The sense and anti-sense lncRNA DANCR for protein microarray screening were synthesized labeling with Cy5 dye. The HuProt microarray from Wayen biotechnologies, comprised of more than ~ 20,000 full length human proteins with N-terminal GST-fusions, were performed according to the manufacturer’s instructions. Specifically, proteome microarrays were blocked for 1 h at room temperature. The lncRNA was placed in blocking buffer and incubated with the proteome microarray at room temperature for 1 h. The microarrays were washed three times for 5 min each time with TBST and then three times with Milli-Q water. Dried slides were scanned using GenePix 4000B, and images were analyzed using GenePix Pro 6.0. Results are presented in Supplementary File (Table S1).

Cells were lysed with radioimmunoprecipitation assay (RIPA) buffer (Beyotime, Shanghai, China) containing Protease/Phosphatase Inhibitor Cocktail (Epizyme, Shanghai, China) in ice-cold. The abundance of total protein was determined using a BCA Protein Assay Kit (Beyotime, Shanghai, China). Equal amount protein per lane was loaded onto an SDS–polyacrylamide gel, electrophoresed and transferred to polyvinylidene fluoride (PVDF) membranes (Millipore, USA). After blocking with 5% nonfat milk for 1 h, the membranes were incubated with diluted primary antibodies γ-H2AX (Millipore, USA, 05–636-AF488); p53 (CST, USA, 2524); hNRNPC (Novusbio, USA, SN0652); P21(Affinity, USA, AF6290); β-actin (CST, USA, 4967/3700), GAPDH (CST, USA, 5174) overnight at 4 °C, then washed and incubated with indicated secondary antibodies (IRDye 680RD, IRDye800CW (Licor, USA, #c50408-02 #c50331-05). The Odyssey infrared scanner (Li-COR Biosciences, Nebraska, USA) was used to detect the protein bands and β-actin served as a loading control.

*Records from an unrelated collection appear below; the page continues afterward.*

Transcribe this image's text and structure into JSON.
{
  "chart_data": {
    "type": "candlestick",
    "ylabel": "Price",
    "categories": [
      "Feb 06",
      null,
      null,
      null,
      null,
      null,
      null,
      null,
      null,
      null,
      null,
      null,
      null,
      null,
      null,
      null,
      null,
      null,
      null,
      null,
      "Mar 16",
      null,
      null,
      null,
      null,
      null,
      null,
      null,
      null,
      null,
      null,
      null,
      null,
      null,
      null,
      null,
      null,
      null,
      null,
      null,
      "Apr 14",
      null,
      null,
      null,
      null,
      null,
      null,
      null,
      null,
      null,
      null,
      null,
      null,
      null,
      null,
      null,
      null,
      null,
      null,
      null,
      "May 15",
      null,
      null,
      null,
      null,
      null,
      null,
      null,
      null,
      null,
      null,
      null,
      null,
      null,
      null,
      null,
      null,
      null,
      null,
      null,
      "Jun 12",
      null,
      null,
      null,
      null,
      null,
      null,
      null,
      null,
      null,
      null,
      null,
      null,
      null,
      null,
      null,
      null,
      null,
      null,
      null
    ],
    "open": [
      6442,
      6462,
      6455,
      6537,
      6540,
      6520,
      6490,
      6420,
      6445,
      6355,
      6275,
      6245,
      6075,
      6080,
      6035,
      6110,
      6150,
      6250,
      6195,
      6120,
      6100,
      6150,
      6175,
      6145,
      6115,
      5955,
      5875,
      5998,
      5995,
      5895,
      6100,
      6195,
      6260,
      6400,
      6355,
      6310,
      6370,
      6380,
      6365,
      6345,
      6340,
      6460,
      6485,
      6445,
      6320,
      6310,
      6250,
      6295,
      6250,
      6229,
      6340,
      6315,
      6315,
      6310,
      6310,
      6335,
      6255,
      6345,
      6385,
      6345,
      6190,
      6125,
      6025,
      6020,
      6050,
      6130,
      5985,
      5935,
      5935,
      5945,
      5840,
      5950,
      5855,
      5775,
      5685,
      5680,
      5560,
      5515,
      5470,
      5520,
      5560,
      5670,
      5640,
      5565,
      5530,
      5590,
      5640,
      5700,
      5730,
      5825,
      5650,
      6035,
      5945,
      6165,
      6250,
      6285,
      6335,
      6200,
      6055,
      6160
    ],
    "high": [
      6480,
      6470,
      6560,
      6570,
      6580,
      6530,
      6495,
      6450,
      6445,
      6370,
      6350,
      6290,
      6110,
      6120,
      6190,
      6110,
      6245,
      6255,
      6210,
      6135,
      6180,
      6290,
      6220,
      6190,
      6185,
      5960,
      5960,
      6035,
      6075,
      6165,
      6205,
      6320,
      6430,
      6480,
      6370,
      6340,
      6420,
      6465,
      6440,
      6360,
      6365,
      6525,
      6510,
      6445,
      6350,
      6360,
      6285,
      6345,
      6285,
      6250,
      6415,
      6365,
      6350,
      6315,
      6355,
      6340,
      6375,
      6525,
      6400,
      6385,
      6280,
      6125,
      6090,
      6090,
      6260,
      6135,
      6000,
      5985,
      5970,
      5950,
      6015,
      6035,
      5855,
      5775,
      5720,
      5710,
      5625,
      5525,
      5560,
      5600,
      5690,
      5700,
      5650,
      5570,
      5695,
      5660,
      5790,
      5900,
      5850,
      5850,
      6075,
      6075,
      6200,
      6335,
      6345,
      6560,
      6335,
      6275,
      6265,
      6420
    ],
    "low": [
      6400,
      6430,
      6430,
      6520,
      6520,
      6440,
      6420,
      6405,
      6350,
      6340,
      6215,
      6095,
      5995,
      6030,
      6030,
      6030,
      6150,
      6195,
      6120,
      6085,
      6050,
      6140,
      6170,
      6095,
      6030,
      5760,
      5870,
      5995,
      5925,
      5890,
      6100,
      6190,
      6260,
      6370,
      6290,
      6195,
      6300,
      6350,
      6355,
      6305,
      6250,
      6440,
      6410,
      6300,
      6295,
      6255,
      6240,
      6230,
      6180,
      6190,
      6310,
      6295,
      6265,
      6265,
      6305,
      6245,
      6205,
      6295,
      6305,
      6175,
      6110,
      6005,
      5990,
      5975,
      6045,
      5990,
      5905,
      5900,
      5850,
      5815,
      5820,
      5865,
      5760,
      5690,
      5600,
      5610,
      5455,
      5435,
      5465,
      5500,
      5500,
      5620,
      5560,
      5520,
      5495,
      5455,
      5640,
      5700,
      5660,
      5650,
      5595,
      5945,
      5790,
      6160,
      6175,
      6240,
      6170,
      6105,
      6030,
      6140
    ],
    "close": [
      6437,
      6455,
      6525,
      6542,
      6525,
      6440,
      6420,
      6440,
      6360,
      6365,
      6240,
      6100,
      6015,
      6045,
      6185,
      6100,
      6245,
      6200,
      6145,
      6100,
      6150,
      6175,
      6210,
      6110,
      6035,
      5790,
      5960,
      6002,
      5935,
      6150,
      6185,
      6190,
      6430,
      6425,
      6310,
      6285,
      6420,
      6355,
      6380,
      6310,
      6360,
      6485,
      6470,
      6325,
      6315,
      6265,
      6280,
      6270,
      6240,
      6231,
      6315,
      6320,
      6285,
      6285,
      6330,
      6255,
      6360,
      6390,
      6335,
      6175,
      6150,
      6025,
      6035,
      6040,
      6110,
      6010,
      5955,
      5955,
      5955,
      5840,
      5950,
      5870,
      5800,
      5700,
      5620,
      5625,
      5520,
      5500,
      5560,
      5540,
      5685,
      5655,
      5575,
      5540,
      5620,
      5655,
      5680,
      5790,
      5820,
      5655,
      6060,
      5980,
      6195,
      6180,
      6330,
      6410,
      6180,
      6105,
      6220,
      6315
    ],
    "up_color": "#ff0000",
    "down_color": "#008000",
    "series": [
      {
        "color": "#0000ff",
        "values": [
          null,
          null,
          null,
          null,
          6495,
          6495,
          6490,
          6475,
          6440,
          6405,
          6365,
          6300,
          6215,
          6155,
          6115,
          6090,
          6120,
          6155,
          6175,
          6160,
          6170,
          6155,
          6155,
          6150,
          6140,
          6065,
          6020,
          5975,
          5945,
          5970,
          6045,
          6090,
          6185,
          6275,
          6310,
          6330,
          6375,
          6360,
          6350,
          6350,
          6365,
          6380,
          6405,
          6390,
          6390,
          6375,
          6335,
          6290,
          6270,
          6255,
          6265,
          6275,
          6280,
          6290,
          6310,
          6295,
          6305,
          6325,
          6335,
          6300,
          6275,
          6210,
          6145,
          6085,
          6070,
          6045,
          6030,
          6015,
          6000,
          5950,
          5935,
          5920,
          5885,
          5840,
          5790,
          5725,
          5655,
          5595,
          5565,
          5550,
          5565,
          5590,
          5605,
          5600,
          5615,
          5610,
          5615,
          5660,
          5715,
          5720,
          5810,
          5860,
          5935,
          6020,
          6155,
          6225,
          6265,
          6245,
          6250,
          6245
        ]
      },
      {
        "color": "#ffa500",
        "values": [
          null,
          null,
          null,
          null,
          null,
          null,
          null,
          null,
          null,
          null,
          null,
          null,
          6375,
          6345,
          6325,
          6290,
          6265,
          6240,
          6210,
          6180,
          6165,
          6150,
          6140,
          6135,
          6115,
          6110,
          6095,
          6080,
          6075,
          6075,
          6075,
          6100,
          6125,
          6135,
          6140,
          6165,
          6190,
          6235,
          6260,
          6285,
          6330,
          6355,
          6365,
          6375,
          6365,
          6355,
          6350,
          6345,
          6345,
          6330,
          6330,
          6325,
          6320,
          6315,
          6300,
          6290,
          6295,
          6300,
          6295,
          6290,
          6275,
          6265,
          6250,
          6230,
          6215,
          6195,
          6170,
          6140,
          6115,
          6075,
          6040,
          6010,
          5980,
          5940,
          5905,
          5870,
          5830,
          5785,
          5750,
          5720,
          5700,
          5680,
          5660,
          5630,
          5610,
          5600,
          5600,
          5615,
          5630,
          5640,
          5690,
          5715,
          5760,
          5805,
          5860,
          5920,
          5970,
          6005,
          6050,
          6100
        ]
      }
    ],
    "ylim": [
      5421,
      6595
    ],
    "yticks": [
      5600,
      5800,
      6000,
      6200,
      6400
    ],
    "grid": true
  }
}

For Co-IP, the total protein was extracted as the WB protocol above. Antibodies for IP was incubated with magnetic beads (Thermo, USA, 88,802) for 40 min and washed with PBS for three times. Extracted protein and magnetic beads were incubated overnight at 4 °C. The magnetic beads were washed with PBS for 5 times, and 80 μl PBS was added to re-suspend the beads. After protein denaturation at 100 °C for 10 min, magnetic beads were removed by magnetic rack, and the protein sample was completely prepared for further WB detection.

RNA-binding protein immunoprecipitation assays were performed by a Magna RIP Kit (Millipore, USA) according to the manufacturer’s methods. Cells were lysed in RIP lysis buffer, and magnetic beads with HNRNPC (Novusbio, #SN0652), P53 (CST, #2524) or IgG antibody were prepared. The immunoprecipitation reactions were carried out by incubating the RIP lysate and the beads-antibody complex together with rotation overnight at 4 °C. Immunoprecipitated RNAs were purified and analyzed by qPCR and normalized to the input control.

DANCR plasmid was synthesized by OBiO Technology Corporation and extracted with plasmid extraction kit (Tiangen, China). SP6 and T7 enzymes were added overnight at 37 °C for enzyme digestion and transcription in vitro was performed with the kit. Biotin was labeled on the DANCR-RNA transcribed and incubated with Dynabeads (Invitrogen, USA, 65,001). Cell protein samples were prepared in advance and incubated with the Dynabeads-RNA complex at 4 °C overnight. The enriched protein was eluted and preserved for Western Blot to verify the protein lane.